Die Herford Dragons begannen druckvoll und zeigten den Gästen sofort, dass in der Oberliga viel schnelleres Eishockey gespielt wird. Der Phoenix legte aber schnell seine Nervosität ab und versuchte mit viel Kampf und Einsatz dagegen zu halten. Trotzdem war der Zwischenstand von 0:2 nach Toren in der 12. und 17. Minute verdient.
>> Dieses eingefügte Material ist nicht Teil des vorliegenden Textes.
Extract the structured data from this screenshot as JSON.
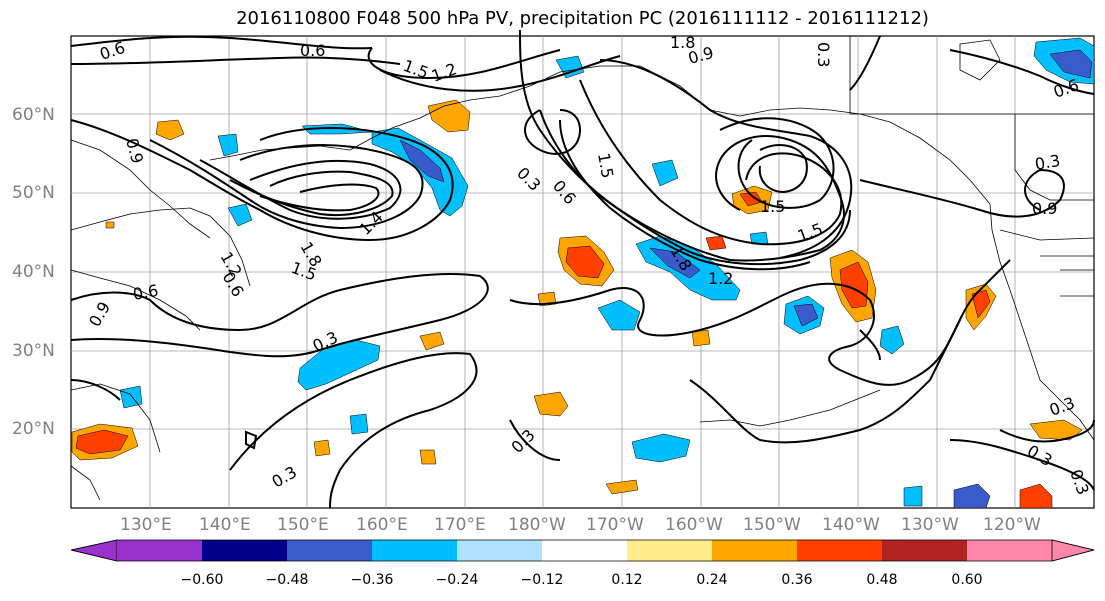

Im Mittelabschnitt präsentierten sich die Gäste als gleichwertiger Gegner, erspielten sich Chancen und wurden mit dem Anschlusstreffer durch Rene Reuter (30.) belohnt. Grefrath wurde nun immer stärker und war dem Ausgleich sehr nahe, doch die routinierten Gastgeber nutzten das offensive Spiel des Phoenix und konterten in der 33. Minute zum 1:3. Die Gäste zeigten sich unbeeindruckt und stürmten weiter.
Doch ein weiterer Konter fünf Minuten vor dem Drittelende brachte sie um den verdienten Lohn. Es spricht für das Team von Karel Lang, dass es auch im Schlussabschnitt nie aufgab. Es ergaben sich zahlreiche Chancen für die Blau-Gelben, doch mit viel Routine brachten die Dragons diese Drangperiode der GEG über die Runden. Das 5:1 (57.) besiegelte die Niederlage der GEG im ersten Auftritt in der Oberliga Pokalrunde.